"Did I startle you?"
"Oh! No," she said nervously, "But I was dreaming, I was far away...."
"Where were you, cousin?"
"I don't know. Thoughts are sometimes so scattered that it is hardly
possible to give a clear impression."
Putting her hands in the Count's she jumped lightly to her feet. The
young men led the girls back to the farm, and silence descended upon
the Five Divisions of the Globe.
But love made every one of these young creatures somewhat unsettled,
and it was long before either of them slept. Esperance and Genevieve
talked low, and long silences broke their confidences. Count Styvens
had brought cigarettes for Maurice and Jean. All three stayed and
talked a long time in the painter's room. Alone with men, Styvens lost
all the timidity that sometimes made him awkward. His broad and
cultivated mind, his humanitarian philosophy unaffected by his
religious beliefs, the sincere simplicity with which he expressed
himself, made a great impression on Jean and Maurice.
"That man," said the latter to his friend, "is of another epoch, an
epoch when he would have been a hero or a martyr!"

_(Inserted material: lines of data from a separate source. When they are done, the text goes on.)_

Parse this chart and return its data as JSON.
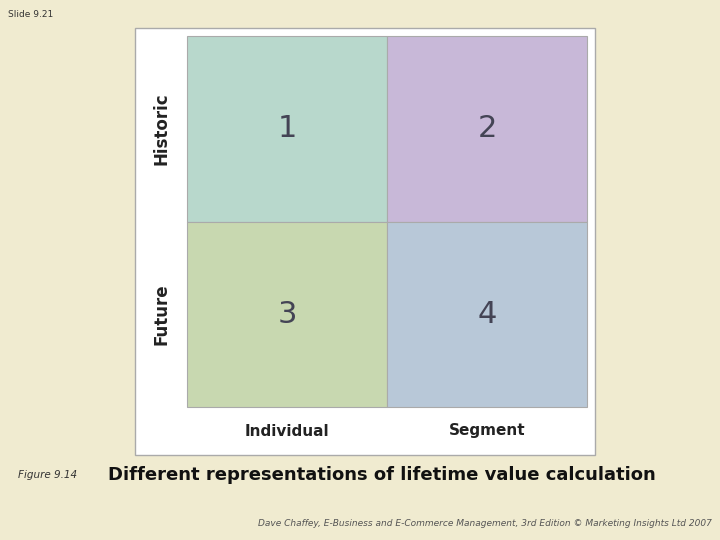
{
  "background_color": "#f0ebd0",
  "slide_label": "Slide 9.21",
  "figure_box_color": "#ffffff",
  "figure_box_border": "#aaaaaa",
  "cell_colors": {
    "top_left": "#b8d8cc",
    "top_right": "#c8b8d8",
    "bottom_left": "#c8d8b0",
    "bottom_right": "#b8c8d8"
  },
  "cell_numbers": [
    "1",
    "2",
    "3",
    "4"
  ],
  "cell_number_color": "#444455",
  "cell_number_fontsize": 22,
  "row_labels": [
    "Historic",
    "Future"
  ],
  "row_label_color": "#222222",
  "row_label_fontsize": 12,
  "col_labels": [
    "Individual",
    "Segment"
  ],
  "col_label_color": "#222222",
  "col_label_fontsize": 11,
  "figure_title_small": "Figure 9.14",
  "figure_title_main": "Different representations of lifetime value calculation",
  "footer_text": "Dave Chaffey, E-Business and E-Commerce Management, 3rd Edition © Marketing Insights Ltd 2007",
  "footer_fontsize": 6.5
}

"Perhaps he may yet be both," murmured Jean.
CHAPTER XIX
Next morning Albert Styvens asked Maurice to show him the portrait of
Esperance. He gazed at it a long time in silent admiration. He could
gaze his fill at a portrait without outraging the conventions.
"What marvellous delicacy! Oh! the blue of the eyes! The mother of
pearl of the temples!"
He sat down, quivering with emotion, and looked frankly at Maurice.